沉默,死寂的沉默。他是处变不惊还是早有选择。
"头儿,我去吧。我想他会愿意见到我的。"顾宇瞻报以微笑,是时候了结了。
"不行,坚决不行!徐天胤是什么人,难道你还不清楚?!他恨不得把你碎尸万段,你以为你还有机会出的来?我不能让你去送死。"
"如果我愿意呢?"云淡风清,顾宇瞻忽然觉得一切都开朗了,不重要了。坚持自己的选择就是幸福,尽管他们可能错了,也心甘情愿。
"你在发什么疯?!顾宇瞻!"
"他不会束手就擒。心高气傲从来就不服输,所以死是我唯一能陪他做的选择。这是我欠他的也是我答应过他的。头儿,你不必阻止我,一个人如果下了决心就不会后悔。而我只想他能明白,做为警察我可以出卖他,但是做为顾宇瞻我一辈子都不会舍弃他。十八层地狱,我也跟随到底。你们撤退吧,伤及无辜只会加重我的罪孽。这湖全是汽油,若有不慎将终生悔恨。我不愿波及同僚,我的错让我一个人去背。"
"顾宇瞻,你是个大白痴。"
撕心裂肺的吼,头儿想必要发疯了吧。很抱歉,就让我任性一回吧。
"顾宇瞻,生或者死,给我们一个了断吧。"
明眸皓齿,他给他的一如往昔。
伸出手,拥他入怀,最诚挚的怀抱,最深浓的爱意:"我告诉过你,我爱你,对吗?"
"嗯。
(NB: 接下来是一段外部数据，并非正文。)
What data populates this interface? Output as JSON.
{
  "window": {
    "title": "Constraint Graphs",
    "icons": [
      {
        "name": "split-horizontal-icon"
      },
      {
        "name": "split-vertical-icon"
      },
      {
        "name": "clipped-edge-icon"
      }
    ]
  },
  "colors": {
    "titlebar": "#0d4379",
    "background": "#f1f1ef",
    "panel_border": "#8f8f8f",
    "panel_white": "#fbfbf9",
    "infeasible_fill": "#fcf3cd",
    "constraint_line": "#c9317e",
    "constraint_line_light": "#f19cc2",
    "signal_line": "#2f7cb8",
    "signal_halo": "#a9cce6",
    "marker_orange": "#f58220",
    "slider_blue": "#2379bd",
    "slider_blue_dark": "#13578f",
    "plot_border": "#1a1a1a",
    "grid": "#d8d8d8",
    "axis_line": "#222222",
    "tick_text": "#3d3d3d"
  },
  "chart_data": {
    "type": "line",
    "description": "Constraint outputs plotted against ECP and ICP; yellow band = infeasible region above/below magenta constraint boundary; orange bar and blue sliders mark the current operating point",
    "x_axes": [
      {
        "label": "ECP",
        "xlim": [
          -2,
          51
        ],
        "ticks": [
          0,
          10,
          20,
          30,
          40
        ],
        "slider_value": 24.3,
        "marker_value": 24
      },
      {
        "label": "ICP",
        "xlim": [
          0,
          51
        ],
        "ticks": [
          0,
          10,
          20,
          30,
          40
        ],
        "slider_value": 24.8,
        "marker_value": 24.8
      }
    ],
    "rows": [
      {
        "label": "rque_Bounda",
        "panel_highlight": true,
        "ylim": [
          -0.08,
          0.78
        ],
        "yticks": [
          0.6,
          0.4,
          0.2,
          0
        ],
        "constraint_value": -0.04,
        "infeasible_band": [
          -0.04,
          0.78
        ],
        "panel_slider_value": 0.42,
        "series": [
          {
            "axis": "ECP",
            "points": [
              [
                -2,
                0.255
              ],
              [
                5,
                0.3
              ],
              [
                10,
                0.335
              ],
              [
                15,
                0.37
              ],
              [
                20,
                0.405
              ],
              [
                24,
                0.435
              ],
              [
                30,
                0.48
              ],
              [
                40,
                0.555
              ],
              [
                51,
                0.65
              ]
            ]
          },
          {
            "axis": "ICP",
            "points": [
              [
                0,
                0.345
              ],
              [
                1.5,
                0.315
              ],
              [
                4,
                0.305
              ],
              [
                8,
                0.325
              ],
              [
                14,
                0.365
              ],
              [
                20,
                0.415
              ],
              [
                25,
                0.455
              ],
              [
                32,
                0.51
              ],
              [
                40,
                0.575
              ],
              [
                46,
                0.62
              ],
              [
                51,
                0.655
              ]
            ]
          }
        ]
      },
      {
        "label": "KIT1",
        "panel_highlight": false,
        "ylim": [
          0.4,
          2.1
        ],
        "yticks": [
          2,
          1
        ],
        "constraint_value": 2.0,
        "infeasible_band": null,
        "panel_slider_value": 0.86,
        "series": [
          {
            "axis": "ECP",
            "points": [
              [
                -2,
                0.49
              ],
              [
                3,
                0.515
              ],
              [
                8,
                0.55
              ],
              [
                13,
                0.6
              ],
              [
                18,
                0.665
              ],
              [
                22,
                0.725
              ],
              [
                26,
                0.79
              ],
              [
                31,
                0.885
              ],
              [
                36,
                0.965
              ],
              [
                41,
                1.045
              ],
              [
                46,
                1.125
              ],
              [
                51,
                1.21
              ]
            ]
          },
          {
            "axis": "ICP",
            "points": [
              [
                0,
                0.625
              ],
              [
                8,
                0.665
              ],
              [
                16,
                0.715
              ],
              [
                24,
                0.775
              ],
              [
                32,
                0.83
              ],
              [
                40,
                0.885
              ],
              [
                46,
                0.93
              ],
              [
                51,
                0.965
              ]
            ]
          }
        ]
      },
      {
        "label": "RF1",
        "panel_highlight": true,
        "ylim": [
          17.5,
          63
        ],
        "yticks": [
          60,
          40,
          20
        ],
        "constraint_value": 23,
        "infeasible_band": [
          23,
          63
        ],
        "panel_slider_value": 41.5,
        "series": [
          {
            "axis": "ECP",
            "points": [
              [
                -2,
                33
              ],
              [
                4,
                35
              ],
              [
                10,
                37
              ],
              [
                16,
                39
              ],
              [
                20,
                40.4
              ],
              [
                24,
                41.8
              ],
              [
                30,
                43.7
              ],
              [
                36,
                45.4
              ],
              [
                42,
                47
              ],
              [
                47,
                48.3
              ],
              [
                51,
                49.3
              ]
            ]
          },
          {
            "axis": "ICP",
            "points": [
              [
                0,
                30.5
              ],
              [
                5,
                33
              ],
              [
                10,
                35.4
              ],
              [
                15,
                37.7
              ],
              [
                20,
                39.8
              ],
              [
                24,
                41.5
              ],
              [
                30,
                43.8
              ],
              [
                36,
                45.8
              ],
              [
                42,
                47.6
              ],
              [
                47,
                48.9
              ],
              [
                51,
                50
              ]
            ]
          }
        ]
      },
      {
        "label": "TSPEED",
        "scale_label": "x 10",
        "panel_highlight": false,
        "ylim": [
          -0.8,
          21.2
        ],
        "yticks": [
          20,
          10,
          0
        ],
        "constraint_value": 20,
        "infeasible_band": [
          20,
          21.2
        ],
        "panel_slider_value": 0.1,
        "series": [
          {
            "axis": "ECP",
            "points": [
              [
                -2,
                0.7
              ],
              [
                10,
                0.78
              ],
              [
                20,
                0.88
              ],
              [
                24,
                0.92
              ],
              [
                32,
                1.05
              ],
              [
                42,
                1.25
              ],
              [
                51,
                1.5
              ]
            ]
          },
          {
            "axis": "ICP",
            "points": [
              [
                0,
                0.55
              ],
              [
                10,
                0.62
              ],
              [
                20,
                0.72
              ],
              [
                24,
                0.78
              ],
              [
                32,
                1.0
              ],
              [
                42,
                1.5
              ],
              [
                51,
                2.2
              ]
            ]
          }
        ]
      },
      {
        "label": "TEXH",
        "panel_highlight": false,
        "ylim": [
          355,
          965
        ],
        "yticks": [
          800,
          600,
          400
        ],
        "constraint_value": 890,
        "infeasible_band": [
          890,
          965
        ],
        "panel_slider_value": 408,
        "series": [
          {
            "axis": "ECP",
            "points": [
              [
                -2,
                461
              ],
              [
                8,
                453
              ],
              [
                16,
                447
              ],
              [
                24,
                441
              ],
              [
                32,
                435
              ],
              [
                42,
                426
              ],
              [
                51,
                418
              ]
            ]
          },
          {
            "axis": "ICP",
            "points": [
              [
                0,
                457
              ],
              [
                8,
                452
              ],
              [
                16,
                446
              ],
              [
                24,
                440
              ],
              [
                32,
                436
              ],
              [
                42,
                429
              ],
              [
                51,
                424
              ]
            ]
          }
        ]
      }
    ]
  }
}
"
"那么你只要相信就好了。你只要相信天涯海角或者阴曹地府我都会陪在你身边。所以一向讨厌做选择题的我只听从你的安排。"
"你是白痴。"收紧胳膊,幸福的一塌糊涂。"劝我归降,顾宇瞻你就是瓦解‘神域'的大英雄,少说也是个三等功。结束这一段荒诞无稽的关系,你的前程似锦。一官半职不在话下,再娶个美娇娘生个胖娃娃。这买卖只赚不赔,你是疯了还是傻了?跟着我死路一条,你可想好了。"